Hız rekoru kıran modelin renk kombinasyonu. Sadece 5 adet üretilmiş...
|
Super Sport’un 8.0 litrelik 16 silindirli motorunun gücü daha büyük turbo beslemeler ve ara soğutucular sayesinde 1200 bg’ye, torku da 1500 Nm’ye çıkmış; şasinin ekstra güç ve hızla baş edebilmesi için kapsamlı bir şekilde modifiye edilmesi gerekmiş.
Modelin üretimi sonbaharda başlayacak ve yalnızca 40 adetle sınırlı olacak. Bugatti Veyron’un 300 adetlik üretiminin 260’ı için sipariş aldı; Super Sport modelleri de üretimin geri kalanı olacak.
Türünün tek örneğini isteyenlere…
Modifiye firması Mansory, rakiplerinden farklı olarak motor gücü yerine estetiğe odaklanmış bir şirket; çok kaliteli olan otomobilleri türünün tek örneği haline getirmesi ile ünlü. İşte Bugatti’ye Mansory yorumu.
Mansory Bugatti Veyron Linea Vincero d'Oro
|
“Standart”! Bugatti Veyron’a göre ön tarafında farklı bir tarz, yanlarda daha geniş hava girişleri, altın renginde parçalar ve LED aydınlatma dikkat çekiyor. Kabin ise, egzotik malzemeler ile kaplanmış altın rengi ile öne çıkıyor. İsteğe göre değişen renklere sahip “mood lighting – mod ışıklandırması” , altın renginin etkisi artırmak için kullanılabiliyor…
Mansory'nin kabin yorumu...
|
Kısaca Bugatti…
İsim hakkı 1998 yılında bugünkü sahibi Volkswagen’e geçene kadar Bugatti markası çok fırtınalı dönemler geçirdi. Kaynaklarda “eksantrik dahi” olarak tanımlanan İtalyan göçmen Ettore Bugatti, 1909 yılında, o zamanlar Almanya topraklarında olan, Fransanın Molsheim şehrinde efsane markanın fabrikasını kurar.
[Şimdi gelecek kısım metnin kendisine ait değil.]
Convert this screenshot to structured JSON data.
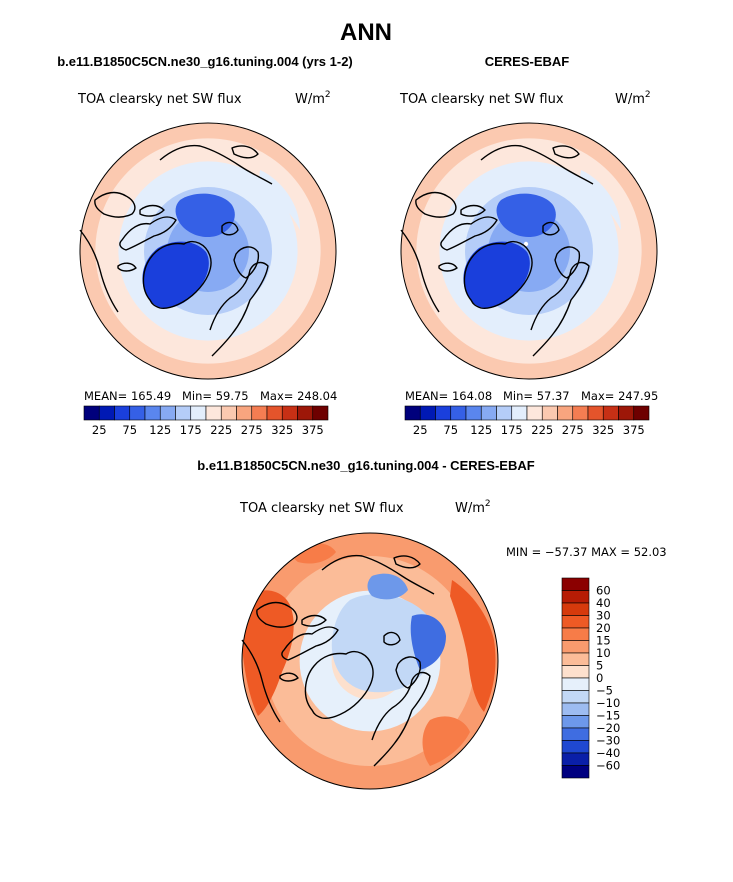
{
  "page": {
    "title": "ANN"
  },
  "colors": {
    "coast": "#000000",
    "outline": "#000000",
    "background": "#ffffff"
  },
  "panels": [
    {
      "heading": "b.e11.B1850C5CN.ne30_g16.tuning.004 (yrs 1-2)",
      "variable": "TOA clearsky net SW flux",
      "units_base": "W/m",
      "units_exp": "2",
      "stats": {
        "mean": "MEAN= 165.49",
        "min": "Min= 59.75",
        "max": "Max= 248.04"
      }
    },
    {
      "heading": "CERES-EBAF",
      "variable": "TOA clearsky net SW flux",
      "units_base": "W/m",
      "units_exp": "2",
      "stats": {
        "mean": "MEAN= 164.08",
        "min": "Min= 57.37",
        "max": "Max= 247.95"
      }
    },
    {
      "heading": "b.e11.B1850C5CN.ne30_g16.tuning.004 - CERES-EBAF",
      "variable": "TOA clearsky net SW flux",
      "units_base": "W/m",
      "units_exp": "2",
      "stats": {
        "minmax": "MIN = −57.37 MAX =  52.03"
      }
    }
  ],
  "chart_data": [
    {
      "type": "heatmap",
      "projection": "polar-stereographic-north",
      "title": "TOA clearsky net SW flux",
      "units": "W/m2",
      "stats": {
        "mean": 165.49,
        "min": 59.75,
        "max": 248.04
      },
      "colorbar": {
        "orientation": "horizontal",
        "tick_labels": [
          "25",
          "75",
          "125",
          "175",
          "225",
          "275",
          "325",
          "375"
        ],
        "colors": [
          "#00007c",
          "#0019b4",
          "#1a3fdc",
          "#3560e6",
          "#5a86ee",
          "#87aaf3",
          "#b5cdf8",
          "#e3eefc",
          "#fde7dc",
          "#fbc9b0",
          "#f8a57f",
          "#f47d52",
          "#e4542b",
          "#c73015",
          "#9d1708",
          "#6e0000"
        ]
      },
      "field_rings": [
        {
          "r_fraction": 1.0,
          "level": 225
        },
        {
          "r_fraction": 0.88,
          "level": 200
        },
        {
          "r_fraction": 0.7,
          "level": 175
        },
        {
          "r_fraction": 0.5,
          "level": 150
        },
        {
          "r_fraction": 0.32,
          "level": 125
        }
      ]
    },
    {
      "type": "heatmap",
      "projection": "polar-stereographic-north",
      "title": "TOA clearsky net SW flux",
      "units": "W/m2",
      "stats": {
        "mean": 164.08,
        "min": 57.37,
        "max": 247.95
      },
      "colorbar": {
        "orientation": "horizontal",
        "tick_labels": [
          "25",
          "75",
          "125",
          "175",
          "225",
          "275",
          "325",
          "375"
        ],
        "colors": [
          "#00007c",
          "#0019b4",
          "#1a3fdc",
          "#3560e6",
          "#5a86ee",
          "#87aaf3",
          "#b5cdf8",
          "#e3eefc",
          "#fde7dc",
          "#fbc9b0",
          "#f8a57f",
          "#f47d52",
          "#e4542b",
          "#c73015",
          "#9d1708",
          "#6e0000"
        ]
      },
      "field_rings": [
        {
          "r_fraction": 1.0,
          "level": 225
        },
        {
          "r_fraction": 0.88,
          "level": 200
        },
        {
          "r_fraction": 0.7,
          "level": 175
        },
        {
          "r_fraction": 0.5,
          "level": 150
        },
        {
          "r_fraction": 0.32,
          "level": 125
        }
      ]
    },
    {
      "type": "heatmap",
      "projection": "polar-stereographic-north",
      "title": "TOA clearsky net SW flux",
      "units": "W/m2",
      "stats": {
        "min": -57.37,
        "max": 52.03
      },
      "colorbar": {
        "orientation": "vertical",
        "tick_labels": [
          "60",
          "40",
          "30",
          "20",
          "15",
          "10",
          "5",
          "0",
          "−5",
          "−10",
          "−15",
          "−20",
          "−30",
          "−40",
          "−60"
        ],
        "colors": [
          "#8b0000",
          "#b71c05",
          "#d63a0c",
          "#ee5a25",
          "#f77c48",
          "#f99b6e",
          "#fbbc98",
          "#fde0cd",
          "#e6f0fb",
          "#c2d8f6",
          "#9dbcf1",
          "#6d98ea",
          "#3f6de1",
          "#1f48d1",
          "#0a1fa8",
          "#000080"
        ]
      },
      "field_rings": [
        {
          "r_fraction": 1.0,
          "level": 10
        },
        {
          "r_fraction": 0.82,
          "level": 5
        },
        {
          "r_fraction": 0.55,
          "level": -5
        },
        {
          "r_fraction": 0.3,
          "level": 0
        }
      ]
    }
  ]
}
Kısa sürede otomobil mühendisliğindeki dehası sayesinde, otomobil yarışlarında zaferden zafere koşar. Başarılı yarış otomobilleri ve yüksek kalitede yol otomobilleri ile ün yapar. Ancak zor geçen savaş yılları ve Ettore’nin büyük oğlunun bir test sırasında kendisinin de 1947 yılında vefat etmesinden sonra, marka 1987 yılında İtalyan bir girişimci tarafından satın alınıncaya kadar farklı ellerde çok varlık gösteremez.
Yeni sahibi ile 1991 yılında, EB110 modeli etkileyici ve markaya yakışır bir geri dönüşü gerçekleştirir. Ancak parlak yıllar kısa sürer; 1995 yılında şirket yanlış stratejileri nedeniyle batar. Markanın yıldızının tekrar parlaması için Volkswagen tarafından satın alınması gerekmektedir.